Чёрный дым - страница 3



Яранский чувствовал себя не в своей тарелке. Поскорее бы вернулась жена. Он так соскучился по ней, будто бы не видел год! Он всё-таки пошёл хлопотать на кухню. Анжела вышла минут через двадцать с мокрыми волосами, завёрнутая в полотенце. Странно, не в своё, а в материно полотенце. Ну ладно… Неважно.

– Папа, где мой халат? Или вещи какие-то?

Яранский удивился вопросу.

– Ой, ну я-то откуда ж знаю… – смутился он. – Глянь в шкафу у себя.

– Пап, извини, у меня, честно говоря, голова болит. Ты не против, я спать пойду?

– Дочка, а маму не хочешь дождаться? Поели бы вместе… – залопотал Яранский как будто оправдываясь. – Тебе завтра к какой паре? К первой?

Анжела помолчала, потом ответила:

– Да, к первой.

Не дожидаясь больше никаких возражений отца, Анжела просто ушла и закрылась в своей комнате. Примерно час там горел свет (наверное, готовилась к зачёту), потом всё стихло, и свет погас. Ещё через некоторое время Яранский услышал, как дверь немного приоткрылась. Он подкрался к дверной щелке, присмотрелся. Анжела мирно спала.

В полдевятого вечера вернулась, наконец, Лариса.

– Где ты была так долго? – строго спросил Яранский жену.

Лариса улыбнулась. Она всегда улыбалась по поводу и без. Такой уж был у неё жизнерадостный характер. Они с Яранским словно дополняли друг друга как две противоположности, как положительный и отрицательный полюса магнита: она – открытая, весёлая, улыбчивая, уверенная в себе, пышнотелая, как говорится, кровь с молоком. Он – угрюмый интроверт, замкнутый, немногословный, суетливый, но тем не менее, высокий и статный моложавый мужчина в самом расцвете сил. Так вот, Лариса улыбнулась и сказала своим обычным звонким голосом:

– Вадик, я не поняла, а что такого? Ну, задержалась чуток. По магазинам походила. Ну давай же, показывай путёвки! На какое число взял? Хоть бы позвонил.
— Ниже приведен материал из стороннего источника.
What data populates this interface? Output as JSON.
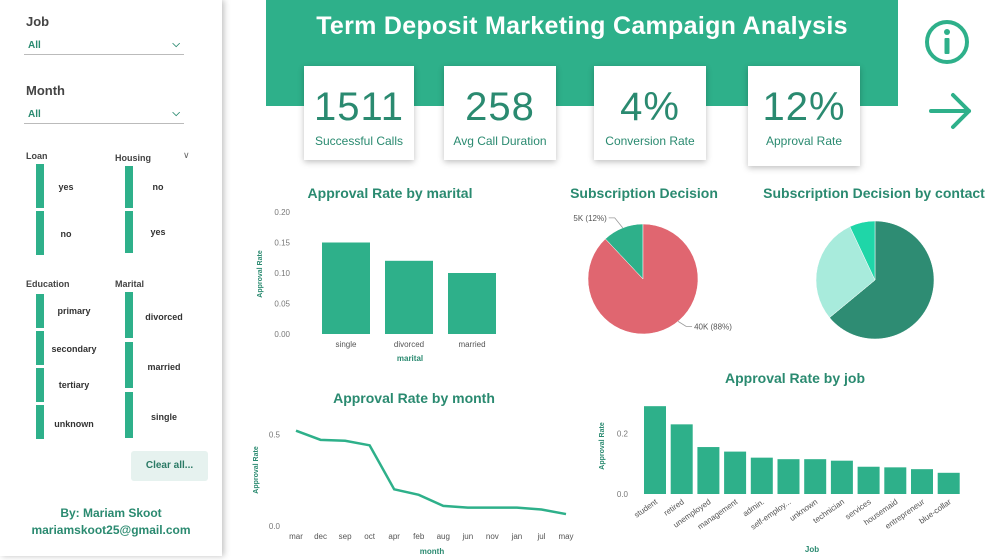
{
  "sidebar": {
    "job_label": "Job",
    "job_value": "All",
    "month_label": "Month",
    "month_value": "All",
    "loan_label": "Loan",
    "loan_items": [
      "yes",
      "no"
    ],
    "housing_label": "Housing",
    "housing_items": [
      "no",
      "yes"
    ],
    "education_label": "Education",
    "education_items": [
      "primary",
      "secondary",
      "tertiary",
      "unknown"
    ],
    "marital_label": "Marital",
    "marital_items": [
      "divorced",
      "married",
      "single"
    ],
    "clear_label": "Clear all...",
    "author": "By: Mariam Skoot",
    "email": "mariamskoot25@gmail.com"
  },
  "header": {
    "title": "Term Deposit Marketing Campaign Analysis",
    "info_icon": "info-icon",
    "next_icon": "arrow-right-icon"
  },
  "kpis": [
    {
      "value": "1511",
      "label": "Successful Calls"
    },
    {
      "value": "258",
      "label": "Avg Call Duration"
    },
    {
      "value": "4%",
      "label": "Conversion Rate"
    },
    {
      "value": "12%",
      "label": "Approval Rate"
    }
  ],
  "colors": {
    "accent": "#2eb08a",
    "accent_dark": "#2a8a70",
    "pie_red": "#e06670",
    "pie_light": "#a8ebdc",
    "pie_bright": "#1fd6a8",
    "pie_dark": "#2e8c73"
  },
  "chart_data": [
    {
      "id": "marital",
      "type": "bar",
      "title": "Approval Rate by marital",
      "categories": [
        "single",
        "divorced",
        "married"
      ],
      "values": [
        0.15,
        0.12,
        0.1
      ],
      "xlabel": "marital",
      "ylabel": "Approval Rate",
      "ylim": [
        0,
        0.2
      ],
      "yticks": [
        "0.00",
        "0.05",
        "0.10",
        "0.15",
        "0.20"
      ]
    },
    {
      "id": "subscription",
      "type": "pie",
      "title": "Subscription Decision",
      "slices": [
        {
          "label": "5K (12%)",
          "value": 12
        },
        {
          "label": "40K (88%)",
          "value": 88
        }
      ]
    },
    {
      "id": "contact",
      "type": "pie",
      "title": "Subscription Decision by contact",
      "slices": [
        {
          "label": "",
          "value": 64
        },
        {
          "label": "",
          "value": 29
        },
        {
          "label": "",
          "value": 7
        }
      ]
    },
    {
      "id": "month",
      "type": "line",
      "title": "Approval Rate by month",
      "categories": [
        "mar",
        "dec",
        "sep",
        "oct",
        "apr",
        "feb",
        "aug",
        "jun",
        "nov",
        "jan",
        "jul",
        "may"
      ],
      "values": [
        0.52,
        0.47,
        0.465,
        0.44,
        0.2,
        0.17,
        0.11,
        0.1,
        0.1,
        0.1,
        0.09,
        0.065
      ],
      "xlabel": "month",
      "ylabel": "Approval Rate",
      "ylim": [
        0,
        0.6
      ],
      "yticks": [
        "0.0",
        "0.5"
      ]
    },
    {
      "id": "job",
      "type": "bar",
      "title": "Approval Rate by job",
      "categories": [
        "student",
        "retired",
        "unemployed",
        "management",
        "admin.",
        "self-employ...",
        "unknown",
        "technician",
        "services",
        "housemaid",
        "entrepreneur",
        "blue-collar"
      ],
      "values": [
        0.29,
        0.23,
        0.155,
        0.14,
        0.12,
        0.115,
        0.115,
        0.11,
        0.09,
        0.088,
        0.082,
        0.07
      ],
      "xlabel": "Job",
      "ylabel": "Approval Rate",
      "ylim": [
        0,
        0.35
      ],
      "yticks": [
        "0.0",
        "0.2"
      ]
    }
  ]
}
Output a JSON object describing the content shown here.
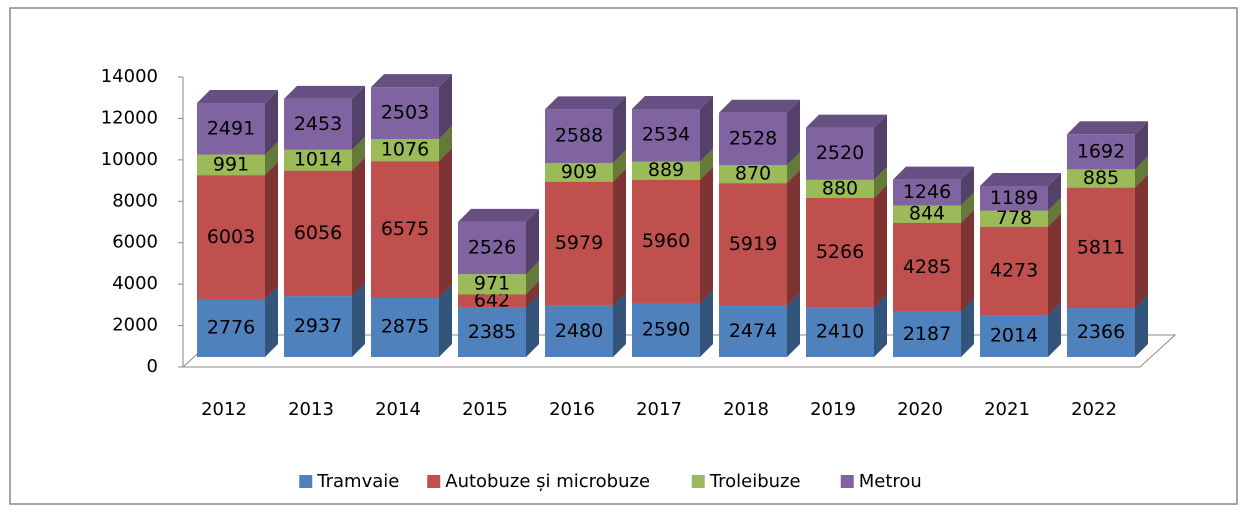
{
  "chart_data": {
    "type": "bar3d_stacked",
    "categories": [
      "2012",
      "2013",
      "2014",
      "2015",
      "2016",
      "2017",
      "2018",
      "2019",
      "2020",
      "2021",
      "2022"
    ],
    "series": [
      {
        "name": "Tramvaie",
        "color": "#4f81bd",
        "values": [
          2776,
          2937,
          2875,
          2385,
          2480,
          2590,
          2474,
          2410,
          2187,
          2014,
          2366
        ]
      },
      {
        "name": "Autobuze și microbuze",
        "color": "#c0504d",
        "values": [
          6003,
          6056,
          6575,
          642,
          5979,
          5960,
          5919,
          5266,
          4285,
          4273,
          5811
        ]
      },
      {
        "name": "Troleibuze",
        "color": "#9bbb59",
        "values": [
          991,
          1014,
          1076,
          971,
          909,
          889,
          870,
          880,
          844,
          778,
          885
        ]
      },
      {
        "name": "Metrou",
        "color": "#8064a2",
        "values": [
          2491,
          2453,
          2503,
          2526,
          2588,
          2534,
          2528,
          2520,
          1246,
          1189,
          1692
        ]
      }
    ],
    "ylim": [
      0,
      14000
    ],
    "yticks": [
      0,
      2000,
      4000,
      6000,
      8000,
      10000,
      12000,
      14000
    ],
    "legend": "bottom"
  }
}
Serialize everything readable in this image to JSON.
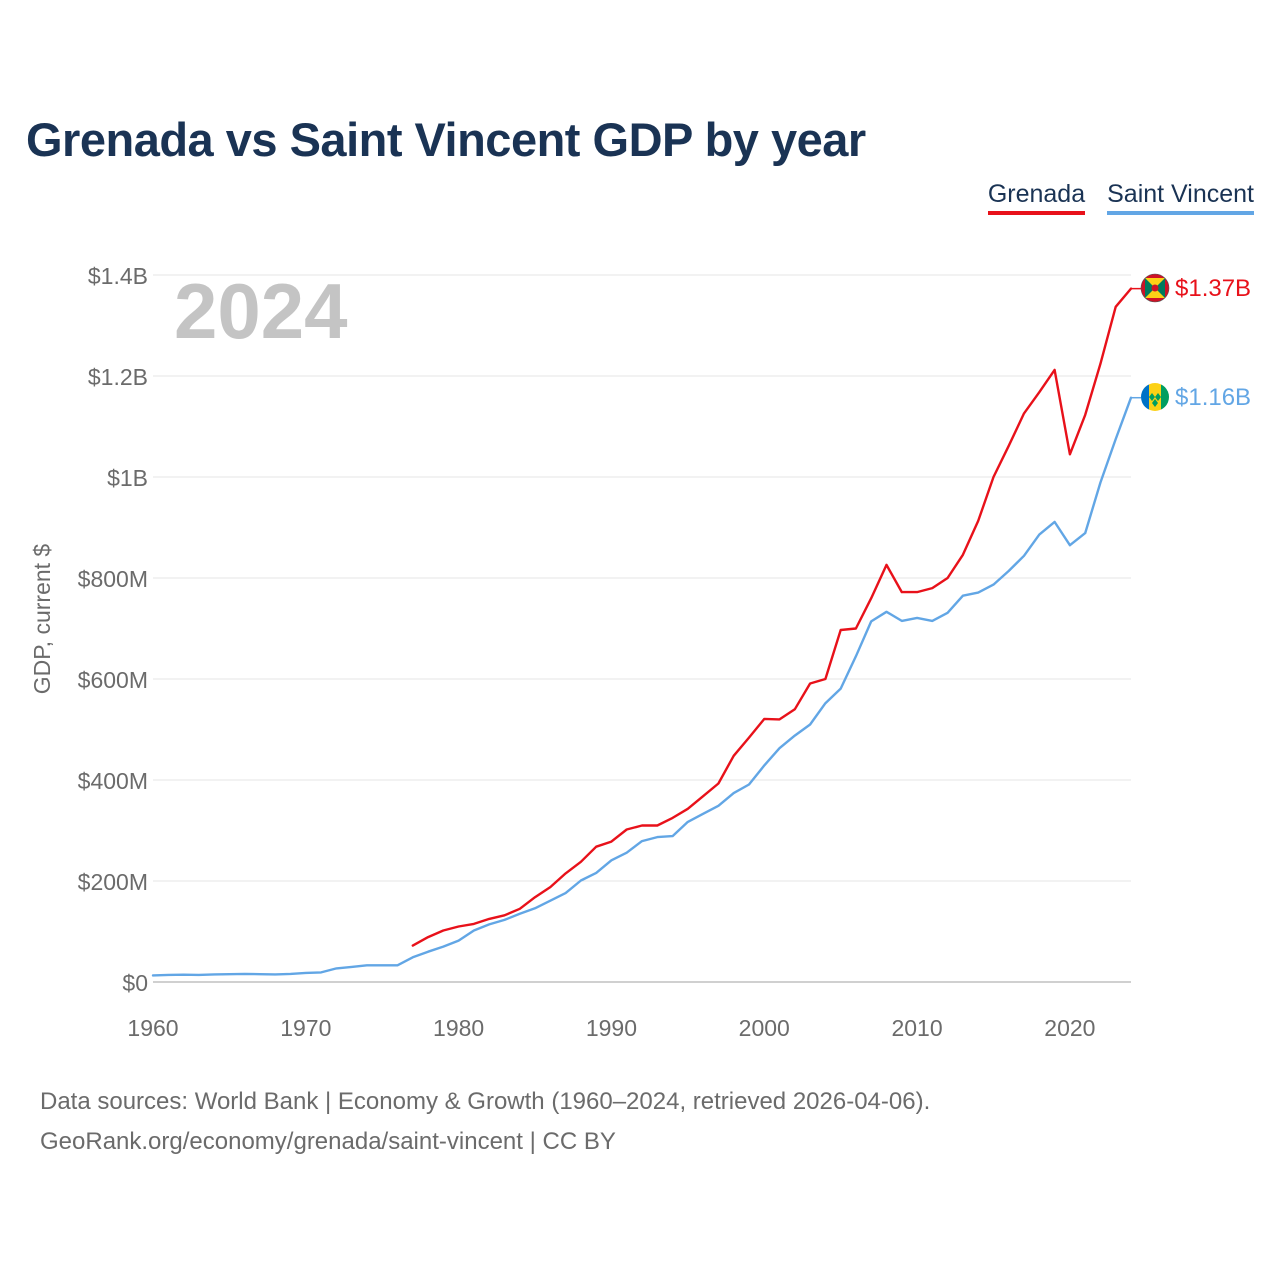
{
  "page": {
    "title": "Grenada vs Saint Vincent GDP by year"
  },
  "legend": [
    {
      "label": "Grenada",
      "color": "#e8111a"
    },
    {
      "label": "Saint Vincent",
      "color": "#62a6e5"
    }
  ],
  "footer": {
    "line1": "Data sources: World Bank | Economy & Growth (1960–2024, retrieved 2026-04-06).",
    "line2": "GeoRank.org/economy/grenada/saint-vincent | CC BY"
  },
  "chart_data": {
    "type": "line",
    "title": "Grenada vs Saint Vincent GDP by year",
    "ylabel": "GDP, current $",
    "xlabel": "",
    "highlight_year": "2024",
    "xlim": [
      1960,
      2024
    ],
    "ylim": [
      0,
      1400000000
    ],
    "x_ticks": [
      1960,
      1970,
      1980,
      1990,
      2000,
      2010,
      2020
    ],
    "y_ticks": [
      {
        "value": 0,
        "label": "$0"
      },
      {
        "value": 200000000,
        "label": "$200M"
      },
      {
        "value": 400000000,
        "label": "$400M"
      },
      {
        "value": 600000000,
        "label": "$600M"
      },
      {
        "value": 800000000,
        "label": "$800M"
      },
      {
        "value": 1000000000,
        "label": "$1B"
      },
      {
        "value": 1200000000,
        "label": "$1.2B"
      },
      {
        "value": 1400000000,
        "label": "$1.4B"
      }
    ],
    "grid": true,
    "legend_position": "top-right",
    "series": [
      {
        "name": "Grenada",
        "color": "#e8111a",
        "end_label": "$1.37B",
        "flag_icon": "grenada-flag-icon",
        "x": [
          1977,
          1978,
          1979,
          1980,
          1981,
          1982,
          1983,
          1984,
          1985,
          1986,
          1987,
          1988,
          1989,
          1990,
          1991,
          1992,
          1993,
          1994,
          1995,
          1996,
          1997,
          1998,
          1999,
          2000,
          2001,
          2002,
          2003,
          2004,
          2005,
          2006,
          2007,
          2008,
          2009,
          2010,
          2011,
          2012,
          2013,
          2014,
          2015,
          2016,
          2017,
          2018,
          2019,
          2020,
          2021,
          2022,
          2023,
          2024
        ],
        "values": [
          72000000,
          89000000,
          102000000,
          110000000,
          115000000,
          125000000,
          132000000,
          145000000,
          168000000,
          188000000,
          215000000,
          238000000,
          268000000,
          278000000,
          302000000,
          310000000,
          310000000,
          325000000,
          343000000,
          368000000,
          393000000,
          448000000,
          484000000,
          521000000,
          520000000,
          540000000,
          591000000,
          600000000,
          697000000,
          700000000,
          760000000,
          826000000,
          772000000,
          772000000,
          780000000,
          800000000,
          846000000,
          913000000,
          1000000000,
          1062000000,
          1126000000,
          1168000000,
          1212000000,
          1045000000,
          1123000000,
          1224000000,
          1337000000,
          1373000000
        ]
      },
      {
        "name": "Saint Vincent",
        "color": "#62a6e5",
        "end_label": "$1.16B",
        "flag_icon": "saint-vincent-flag-icon",
        "x": [
          1960,
          1961,
          1962,
          1963,
          1964,
          1965,
          1966,
          1967,
          1968,
          1969,
          1970,
          1971,
          1972,
          1973,
          1974,
          1975,
          1976,
          1977,
          1978,
          1979,
          1980,
          1981,
          1982,
          1983,
          1984,
          1985,
          1986,
          1987,
          1988,
          1989,
          1990,
          1991,
          1992,
          1993,
          1994,
          1995,
          1996,
          1997,
          1998,
          1999,
          2000,
          2001,
          2002,
          2003,
          2004,
          2005,
          2006,
          2007,
          2008,
          2009,
          2010,
          2011,
          2012,
          2013,
          2014,
          2015,
          2016,
          2017,
          2018,
          2019,
          2020,
          2021,
          2022,
          2023,
          2024
        ],
        "values": [
          13000000,
          14000000,
          14500000,
          14000000,
          15000000,
          15500000,
          16000000,
          15500000,
          15000000,
          16000000,
          18000000,
          19000000,
          27000000,
          30000000,
          33000000,
          33000000,
          33000000,
          49000000,
          60000000,
          70000000,
          82000000,
          102000000,
          114000000,
          123000000,
          135000000,
          146000000,
          161000000,
          176000000,
          201000000,
          216000000,
          241000000,
          256000000,
          279000000,
          287000000,
          289000000,
          317000000,
          333000000,
          349000000,
          374000000,
          391000000,
          429000000,
          463000000,
          488000000,
          510000000,
          552000000,
          581000000,
          645000000,
          714000000,
          733000000,
          715000000,
          721000000,
          715000000,
          731000000,
          765000000,
          771000000,
          787000000,
          814000000,
          844000000,
          886000000,
          911000000,
          865000000,
          889000000,
          989000000,
          1075000000,
          1157000000
        ]
      }
    ]
  }
}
– Могла бы сама позвонить. Что ты всё лыбишься без конца? – Яранский чувствовал раздражение, и сам не понимал почему. Ему всегда так нравилась манера жены обращать в шутку всё то, что ему казалось неприятным, плохим или важным. Он всегда раньше успокаивался от этого. Но сегодня его это взбесило. Наверное, сказался пережитый стресс. Лариса переменилась в лице. Она прищурилась, подошла вплотную к мужу и заглянула в глаза:

– Ты чего грубишь? Что-то случилось?

– Нет.

– Не ври, Яранский!

– Да не вру я, – он отвёл взгляд и попытался перевести тему, – ничего не случилось. Я разогрел ужин, чай заварил. Иди руки мой, сумку я разберу.

Лариса многозначительно посмотрела на мужа:

– Я сама разберу. Я у мамы поела перед уходом. Садись один. Так путёвки всё-таки где лежат?

– На комоде в нашей спальне.

Лариса пошла разглядывать путёвки, и мимоходом спросила уже из спальни:

– А где Анжела? Гуляет?

Яранский зашёл в комнату и ответил как можно более спокойно:

– Она спит. Тише вообще, ты чё-то раскричалась прям с порога.

Лариса напряглась, и уже на тон ниже удивлённо спросила:

– Как спит? Ещё девяти нет. Вчера она в это время только из кино пришла. А позавчера вообще в одиннадцать ночи явилась с дня рождения подружкиного.

– Ну и что. Она приболела, самочувствие неважное, вот и устала. И потом, ей завтра вставать рано.

– В смысле приболела? Чем? Почему ты мне сразу не сказал?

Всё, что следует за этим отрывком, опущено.